Arquiteto é pouco. Um mestre das artes cênicas de Minas. Nos últimos 50 anos, são bem poucos os bons espetáculos produzidos em Belo Horizonte que, direta ou indiretamente, não tiveram a participação de Raul Belém Machado. Seja no teatro, cenário, figurino, objetos ou adereços projetados por ele, seja pela presença de algum de seus inúmeros aprendizes na ficha técnica. Professor dos principais cursos de arte da cidade, vindo de Araguari, no Triângulo Mineiro, Raul entra em cena no fim dos anos 1960 para mudar o conceito de cenário e figurino no Brasil. Este mês, ao completar 70 anos, o cenógrafo que já foi carnavalesco tem muitas razões para comemorar: câncer combatido – que quase o fez sucumbir no ano passado – e a agenda retomada por força produtiva sem igual.

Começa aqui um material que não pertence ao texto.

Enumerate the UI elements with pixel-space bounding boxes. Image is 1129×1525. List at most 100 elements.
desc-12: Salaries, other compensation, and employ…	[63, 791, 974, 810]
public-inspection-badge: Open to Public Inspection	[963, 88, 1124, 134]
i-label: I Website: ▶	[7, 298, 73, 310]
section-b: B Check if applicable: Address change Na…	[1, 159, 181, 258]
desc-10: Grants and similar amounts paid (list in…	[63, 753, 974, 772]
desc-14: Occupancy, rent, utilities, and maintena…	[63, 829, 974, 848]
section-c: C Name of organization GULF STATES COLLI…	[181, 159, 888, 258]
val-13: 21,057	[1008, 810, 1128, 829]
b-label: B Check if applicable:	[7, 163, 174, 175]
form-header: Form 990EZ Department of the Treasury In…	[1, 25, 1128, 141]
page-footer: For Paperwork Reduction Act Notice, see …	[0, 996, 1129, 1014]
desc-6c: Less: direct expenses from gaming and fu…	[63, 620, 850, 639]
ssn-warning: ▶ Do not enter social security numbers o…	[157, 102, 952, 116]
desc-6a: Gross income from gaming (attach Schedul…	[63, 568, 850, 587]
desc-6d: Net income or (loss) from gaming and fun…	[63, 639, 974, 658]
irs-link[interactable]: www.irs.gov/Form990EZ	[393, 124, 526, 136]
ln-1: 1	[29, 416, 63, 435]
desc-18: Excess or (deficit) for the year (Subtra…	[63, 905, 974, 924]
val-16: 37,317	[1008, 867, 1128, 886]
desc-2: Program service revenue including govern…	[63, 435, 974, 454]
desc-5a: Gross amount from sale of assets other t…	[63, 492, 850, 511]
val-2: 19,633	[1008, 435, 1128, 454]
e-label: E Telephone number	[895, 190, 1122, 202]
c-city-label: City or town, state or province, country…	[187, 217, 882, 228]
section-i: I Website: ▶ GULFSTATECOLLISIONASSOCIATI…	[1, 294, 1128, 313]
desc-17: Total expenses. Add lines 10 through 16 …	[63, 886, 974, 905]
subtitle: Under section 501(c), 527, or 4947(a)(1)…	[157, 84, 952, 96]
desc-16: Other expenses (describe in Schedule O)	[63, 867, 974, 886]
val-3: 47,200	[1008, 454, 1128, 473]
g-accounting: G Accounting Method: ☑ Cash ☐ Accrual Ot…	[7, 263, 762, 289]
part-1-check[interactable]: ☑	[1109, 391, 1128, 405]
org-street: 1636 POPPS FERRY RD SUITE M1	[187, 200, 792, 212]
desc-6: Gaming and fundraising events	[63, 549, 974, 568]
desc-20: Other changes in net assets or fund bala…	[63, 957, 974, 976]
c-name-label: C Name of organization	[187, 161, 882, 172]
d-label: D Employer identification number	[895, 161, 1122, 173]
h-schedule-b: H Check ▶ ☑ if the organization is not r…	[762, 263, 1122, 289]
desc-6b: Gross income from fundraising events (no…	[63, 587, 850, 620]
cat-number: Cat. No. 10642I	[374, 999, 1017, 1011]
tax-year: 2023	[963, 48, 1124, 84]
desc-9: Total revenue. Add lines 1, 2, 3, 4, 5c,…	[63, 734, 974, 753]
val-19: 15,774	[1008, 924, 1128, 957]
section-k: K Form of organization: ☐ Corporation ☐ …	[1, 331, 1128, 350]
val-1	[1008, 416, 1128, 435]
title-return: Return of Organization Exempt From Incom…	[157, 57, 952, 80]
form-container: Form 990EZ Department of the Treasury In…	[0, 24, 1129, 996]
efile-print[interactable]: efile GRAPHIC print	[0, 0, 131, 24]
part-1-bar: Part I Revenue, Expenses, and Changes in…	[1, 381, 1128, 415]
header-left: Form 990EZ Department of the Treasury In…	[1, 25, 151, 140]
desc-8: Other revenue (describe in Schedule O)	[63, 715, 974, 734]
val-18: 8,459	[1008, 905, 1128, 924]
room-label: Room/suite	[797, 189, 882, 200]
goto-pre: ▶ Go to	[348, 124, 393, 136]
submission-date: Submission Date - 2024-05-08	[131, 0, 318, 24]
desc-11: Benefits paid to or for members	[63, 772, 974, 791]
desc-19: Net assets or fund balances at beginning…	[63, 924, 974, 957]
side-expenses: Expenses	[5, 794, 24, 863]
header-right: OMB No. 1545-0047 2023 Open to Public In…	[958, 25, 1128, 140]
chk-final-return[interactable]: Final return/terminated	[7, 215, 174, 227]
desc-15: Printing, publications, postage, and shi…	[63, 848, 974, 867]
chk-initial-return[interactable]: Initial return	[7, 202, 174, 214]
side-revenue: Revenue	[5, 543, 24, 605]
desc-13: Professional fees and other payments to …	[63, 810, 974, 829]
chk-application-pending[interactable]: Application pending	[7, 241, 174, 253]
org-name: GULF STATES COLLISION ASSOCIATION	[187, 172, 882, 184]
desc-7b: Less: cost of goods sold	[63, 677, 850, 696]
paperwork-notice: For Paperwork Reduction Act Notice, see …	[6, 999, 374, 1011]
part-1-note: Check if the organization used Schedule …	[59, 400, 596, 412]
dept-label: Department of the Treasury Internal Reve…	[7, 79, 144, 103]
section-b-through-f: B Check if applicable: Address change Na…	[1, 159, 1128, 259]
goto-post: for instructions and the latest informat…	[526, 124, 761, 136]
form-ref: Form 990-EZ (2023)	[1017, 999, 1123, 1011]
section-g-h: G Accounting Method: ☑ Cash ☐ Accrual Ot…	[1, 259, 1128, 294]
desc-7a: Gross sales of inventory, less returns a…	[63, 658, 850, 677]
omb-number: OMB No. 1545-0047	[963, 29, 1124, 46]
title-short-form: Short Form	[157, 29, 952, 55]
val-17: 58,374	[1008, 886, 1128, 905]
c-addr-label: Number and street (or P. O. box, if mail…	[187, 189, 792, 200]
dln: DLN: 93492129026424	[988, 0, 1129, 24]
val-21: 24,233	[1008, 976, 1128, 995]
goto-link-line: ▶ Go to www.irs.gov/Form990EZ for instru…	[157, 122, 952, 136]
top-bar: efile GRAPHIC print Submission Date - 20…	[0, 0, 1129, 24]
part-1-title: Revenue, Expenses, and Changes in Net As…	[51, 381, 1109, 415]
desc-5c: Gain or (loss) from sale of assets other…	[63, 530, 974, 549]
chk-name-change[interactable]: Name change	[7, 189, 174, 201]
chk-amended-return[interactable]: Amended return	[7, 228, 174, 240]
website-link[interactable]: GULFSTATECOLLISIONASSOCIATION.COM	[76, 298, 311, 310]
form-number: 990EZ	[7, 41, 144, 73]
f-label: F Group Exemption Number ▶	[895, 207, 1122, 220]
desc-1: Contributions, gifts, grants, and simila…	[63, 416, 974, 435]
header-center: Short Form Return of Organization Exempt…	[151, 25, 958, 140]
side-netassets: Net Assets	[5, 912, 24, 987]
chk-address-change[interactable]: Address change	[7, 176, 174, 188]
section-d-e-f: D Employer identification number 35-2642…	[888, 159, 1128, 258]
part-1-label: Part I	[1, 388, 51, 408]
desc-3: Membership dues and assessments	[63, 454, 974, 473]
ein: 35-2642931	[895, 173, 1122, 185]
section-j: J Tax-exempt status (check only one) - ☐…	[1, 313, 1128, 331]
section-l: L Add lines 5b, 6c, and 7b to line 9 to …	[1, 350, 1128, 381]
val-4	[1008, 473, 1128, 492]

Antes de Raul Belém Machado, as roupas para a cena vinham de casa e os móveis, emprestados ou doados por artistas e amigos. Recém-formado em arquitetura pela Universidade Federal de Minas Gerais (UFMG), Raul cria o cenário da montagem Procura-se uma rosa, de Gláucio Gil, sob a direção de Carlos Alberto Ratton. Em seguida, ambienta espetáculo dirigido por Rogério Falabella: Geração em revolta, de John Osborne. A partir do encontro com o Teatro Experimental (TE), de Jota Dangelo, emenda um trabalho no outro e dá projeção ao profissional de cenário e figurino no tablado nacional. Trabalho e dedicação reconhecidos em Raul Belém Machado – O arquiteto da cena, lançado pela Secretaria de Estado de Cultura de Minas Gerais, em 2009. O livro faz parte da memória do Palácio das Artes, principal palco da capital mineira, onde Raul passou a maior parte de sua carreira.
“Hoje, todos os produtores são cenógrafos e figurinistas. Também não pode ser assim. Isso não é bom”, critica, defendendo mais apuro e cuidado técnico com os espetáculos. Licenciado da Fundação Clóvis Salgado (FCS), inquieto, retoma o ritmo intenso de produção, depois de árdua batalha pela vida. Nas redes sociais, criou-se corrente de fé pela saúde de Raul. Amigos, fãs e ex-alunos acompanharam notícias e torceram por sua recuperação. Valente, amante da vida, os três últimos anos não foram fáceis para o arquiteto. “Primeiro, um infarto, depois uma picada de cobra, uma jararaca adulta, e, no fim de 2010, o câncer”, conta, certo das boas razões para não se abater. O novo amor e o amparo da família, fundamentais para a sua recuperação.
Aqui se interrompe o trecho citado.